The judge Abu Muhammad, may Allah have mercy on him, said: Regarding the meaning of the removal of the blessing as He has threatened, and Al-Tabari has narrated the saying from earlier than Al-Zajjaj and responded to it. The correct view in this is that the forgetting of the Prophet, blessings and peace be upon him, of what Allah, glorified and exalted is He, intended for him to forget - and He did not intend to affirm a Qur'an - is permissible.

As for the forgetting that is a defect in humans, the Prophet, blessings and peace be upon him, is protected from it before the conveying and after the conveying as long as no one from his companions has preserved it. As for after it has been preserved, what is permissible for him is what is permissible for humans, because he has conveyed and fulfilled the trust. Among them is the hadith: "When he omitted a verse, when he finished the prayer, he said: Is there Ubayy among the people? He said: Yes, O Messenger of Allah. He said: Why did you not remind me? He said: I thought it had been abrogated. The Prophet, blessings and peace be upon him, said: It has not been abrogated, but I forgot it."

And the word 'khayr' in the verse is a description of preference, and the meaning is: it is more beneficial for you, O people, in the immediate if the abrogating one is lighter, and in the later if it is heavier, and like it if it is equal. And a group said: 'khayr' in the verse is a source, and 'man' is for the beginning of the end.

The judge Abu Muhammad, may Allah have mercy on him, said: This saying is troubling for his saying, glorified and exalted is He: "or like it," unless the like is conjoined to the pronoun in 'minha' without repeating the preposition, and that is objectionable.

And His saying, glorified and exalted is He: "Did you not know that..." Its apparent meaning is questioning, and its meaning is affirmation. And affirmation requires a counterpart like pure questioning. The counterpart here, according to the saying of a group, is "or do you want..." [Al-Baqarah: 108]. And a group said: "or" here is disjunctive, so the counterpart according to their saying is omitted, its estimation being: or did you know?

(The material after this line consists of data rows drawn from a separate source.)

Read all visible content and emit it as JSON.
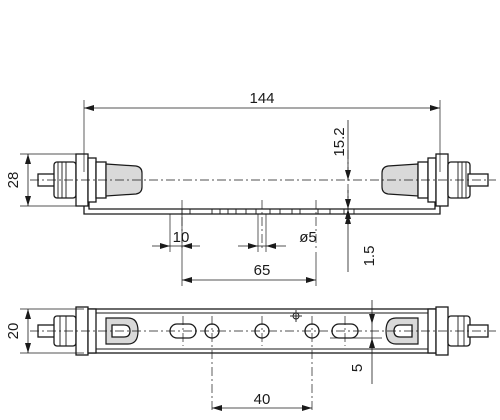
{
  "dimensions": {
    "overall_length": "144",
    "height_front": "28",
    "rail_offset": "15.2",
    "slot_width": "10",
    "hole_diameter": "ø5",
    "material_thickness": "1.5",
    "slot_span": "65",
    "height_top": "20",
    "hole_pitch": "40",
    "slot_offset": "5"
  },
  "colors": {
    "line": "#1a1a1a",
    "shade": "#d9d9d9",
    "background": "#ffffff"
  }
}
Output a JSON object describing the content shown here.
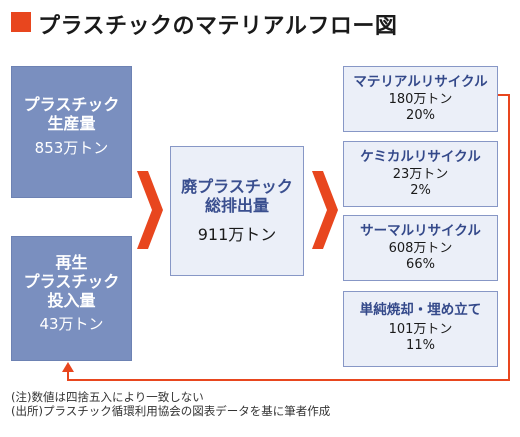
{
  "title": "プラスチックのマテリアルフロー図",
  "colors": {
    "accent": "#e8461e",
    "dark_box": "#7a8fbf",
    "light_box": "#ebeff8",
    "label_blue": "#34498a"
  },
  "left": {
    "production": {
      "label_line1": "プラスチック",
      "label_line2": "生産量",
      "amount": "853万トン"
    },
    "recycled_input": {
      "label_line1": "再生",
      "label_line2": "プラスチック",
      "label_line3": "投入量",
      "amount": "43万トン"
    }
  },
  "center": {
    "label_line1": "廃プラスチック",
    "label_line2": "総排出量",
    "amount": "911万トン"
  },
  "right": [
    {
      "label": "マテリアルリサイクル",
      "amount": "180万トン",
      "percent": "20%"
    },
    {
      "label": "ケミカルリサイクル",
      "amount": "23万トン",
      "percent": "2%"
    },
    {
      "label": "サーマルリサイクル",
      "amount": "608万トン",
      "percent": "66%"
    },
    {
      "label": "単純焼却・埋め立て",
      "amount": "101万トン",
      "percent": "11%"
    }
  ],
  "notes": {
    "line1": "(注)数値は四捨五入により一致しない",
    "line2": "(出所)プラスチック循環利用協会の図表データを基に筆者作成"
  }
}
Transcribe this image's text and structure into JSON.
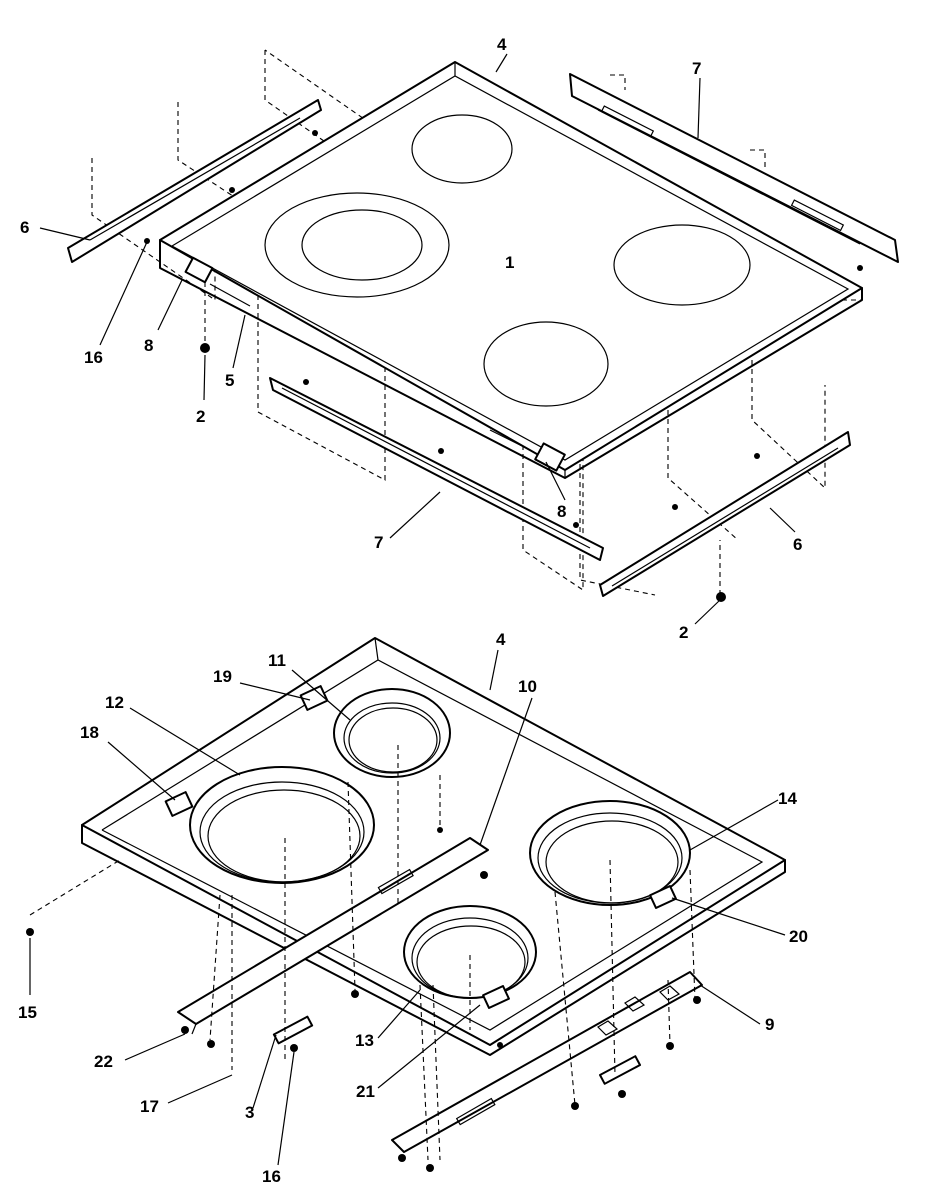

And all of this is on the basis that the intent of addressing the Prophet, blessings and peace be upon him, is the addressing of his nation. As for if he is the only one being addressed, then the counterpart is omitted, nothing else. And both sayings are narrated.

And the meaning of the verse is that Allah, glorified and exalted is He, abrogates what He wills and affirms what He wills, and He does in His rulings what He wills. He is capable of that and of everything. And this is in denial of the Jews regarding abrogations. And His saying: "of everything" has a general meaning that is specific, as long as the ancient attributes do not enter into it by the indication of reason, nor the impossible things, because they are not things. And 'thing' in the speech of the Arabs is the existent, and "capable" is an active participle in the sense of exaggeration from "qadara" with a fatḥah on the 'ayn, "yaqdiru" with a kasrah on it. And among the Arabs, there are those who say: "qadara" with a kasrah on the 'ayn, "yaqdiru" with a fatḥah on it.